LA Times, Day Five - "Conspiracy Theorist in Chief"

The Los Angeles Times continues its marathon editorial evisceration of the Cheeto Benito, Donald J. Trump. Today the paper's editorial board dishes up the "Conspiracy Theorist in Chief."



Most people know by now that the new president of the United States trafficks in untruths and half-truths, and that his word cannot be taken at face value.

Even more troubling, though, is that much of his misinformation is of the creepiest kind. Implausible conspiracy theories from fly-by-night websites; unsubstantiated speculations from supermarket tabloids. Bigoted stories he may have simply made up; stuff he heard on TV talk shows.
...

His engagement with, to put it politely, out-of-the-mainstream ideas has attracted some strange bedfellows. It may not be fair to attribute to his senior aide, Steve Bannon, all the views that were published on the controversial alt-right site Breitbart.com, of which Bannon was the executive chairman. But it is certainly fair to wonder why Trump has elevated to a senior West Wing position a man who has trafficked in nonsense, bigotry and rank speculation.

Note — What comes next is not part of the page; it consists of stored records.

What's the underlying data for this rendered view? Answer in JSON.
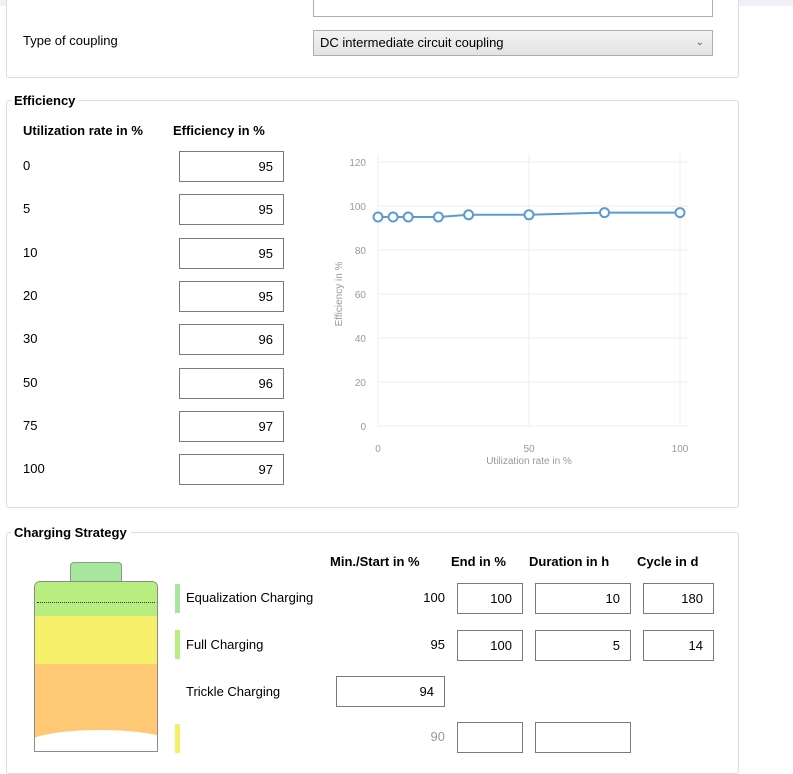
{
  "coupling": {
    "label": "Type of coupling",
    "value": "DC intermediate circuit coupling",
    "chevron_icon": "chevron-down-icon"
  },
  "efficiency": {
    "title": "Efficiency",
    "col_utilization": "Utilization rate in %",
    "col_efficiency": "Efficiency in %",
    "rows": [
      {
        "utilization": "0",
        "efficiency": "95"
      },
      {
        "utilization": "5",
        "efficiency": "95"
      },
      {
        "utilization": "10",
        "efficiency": "95"
      },
      {
        "utilization": "20",
        "efficiency": "95"
      },
      {
        "utilization": "30",
        "efficiency": "96"
      },
      {
        "utilization": "50",
        "efficiency": "96"
      },
      {
        "utilization": "75",
        "efficiency": "97"
      },
      {
        "utilization": "100",
        "efficiency": "97"
      }
    ]
  },
  "chart_data": {
    "type": "line",
    "x": [
      0,
      5,
      10,
      20,
      30,
      50,
      75,
      100
    ],
    "y": [
      95,
      95,
      95,
      95,
      96,
      96,
      97,
      97
    ],
    "xlabel": "Utilization rate in %",
    "ylabel": "Efficiency in %",
    "xlim": [
      0,
      100
    ],
    "ylim": [
      0,
      120
    ],
    "xticks": [
      0,
      50,
      100
    ],
    "yticks": [
      0,
      20,
      40,
      60,
      80,
      100,
      120
    ],
    "grid": true,
    "line_color": "#5b9bd5"
  },
  "charging": {
    "title": "Charging Strategy",
    "col_min_start": "Min./Start in %",
    "col_end": "End in %",
    "col_duration": "Duration in h",
    "col_cycle": "Cycle in d",
    "equalization": {
      "label": "Equalization Charging",
      "min_start": "100",
      "end": "100",
      "duration": "10",
      "cycle": "180",
      "color": "#a8e6a0"
    },
    "full": {
      "label": "Full Charging",
      "min_start": "95",
      "end": "100",
      "duration": "5",
      "cycle": "14",
      "color": "#b8ee80"
    },
    "trickle": {
      "label": "Trickle Charging",
      "value": "94"
    },
    "fourth_row_min_start": "90",
    "fourth_row_color": "#f5ef6a",
    "battery_colors": {
      "top": "#a8e6a0",
      "upper": "#f5ef6a",
      "lower": "#ffc875"
    }
  }
}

Of course it was widely hoped that when Trump came into office he would put the conspiracy theories and red-meat scare stories behind him. Perhaps the “lock her up” mantra and the fear-mongering about Mexican rapists and the racial dog whistles and the assertions about Ted Cruz’s father’s connection to Lee Harvey Oswald — perhaps all that was just part of a cynical bid for votes, and it would go away when the election was over.

But there’s no sign of that. Trump seems as willing to mouth off today as he was on the campaign — about wiretaps, inauguration crowds, fraudulent voters, you name it. And the problem with that is that he is no longer a blowhard TV personality or a raunchy guest on Howard Stern or a self-promoting real estate magnate or even a long-shot candidate for the Republican nomination. He’s now the president of the United States, and he is allowing the credibility of his unimaginably powerful office to be exploited and wasted on crackpot ideas that have been rightly discredited by politicians from both parties.

The sixth, and apparently final, instalment is scheduled for tomorrow.